With a thorough overview of the rig, the operator is able to identify the potential for equipment or systems failure and establish an accurate assessment of spares requirements, thereby avoiding over or under conservatism in spares purchases.
In addition, as the industry comes to terms with the challenges of cybersecurity—a particular issue for mid-generation rigs with potentially outdated software systems, which have been stacked for a couple of years—a system that can identify risk areas and suggest mitigating tactics has significant advantages.
Benefits of digitalization
On a recent BOP end-of-well inspection, the condition and functional operation of the BOP ROV intervention system were inspected and witnessed as well as a third party’s ROV pumping skid equipment. The ROV intervention Type C stab may have fitted the Type A receptacle; however, the porting of the receptacle and the ½-in. hosing fitted to the BOP would have restricted the flow of fluid from the stab, preventing the intervention skid operating the critical BOP functions as designed and in compliance with American Petroleum Institute Standard 53 (API S53) maximum ram closure timings.

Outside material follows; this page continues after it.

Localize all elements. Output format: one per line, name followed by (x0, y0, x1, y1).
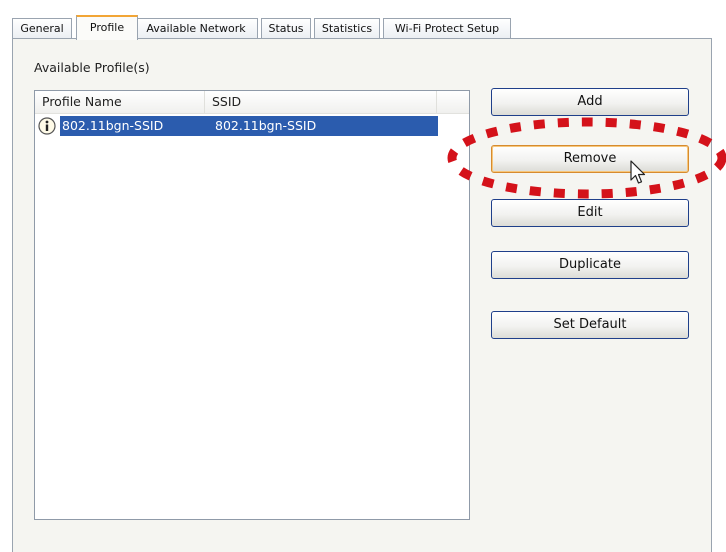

The timings for the operation of critical functions would not have complied with API S53 and could have delayed the shut-in of a well if operated in a real-time well control situation.
This was reported using the digital software system and communicated to the client. It identified that the same issue could be present onboard three more of the rigs currently on contract—all constructed in the same shipyard. Preventative action was then taken to minimize the risk to ongoing operations.
It is now possible to apply this known nonconformance to rigs and BOPs of the same rig type to predict and address the issue before the rig goes on contract. Using this example, considering daily operating costs of the sixth-generation drillship this related to, a conservative estimate of the cost to rectify this problem if the rig had been on contract would be approximately $4.5 million in NPT.
Across the industry, the advantages and benefits that the correct use of enhanced digitalization deployment can bring in reducing risks, operational challenges and time intensive manual processes are becoming clearer. This also extends to the inspection and auditing of stacked rigs and those being considered for reactivation.
Continuous learning from previous campaigns and ongoing improvement opportunities to enhance the digitalization process mean that operators can interrogate rig data from the past to make informed decisions and shape the campaigns of the future.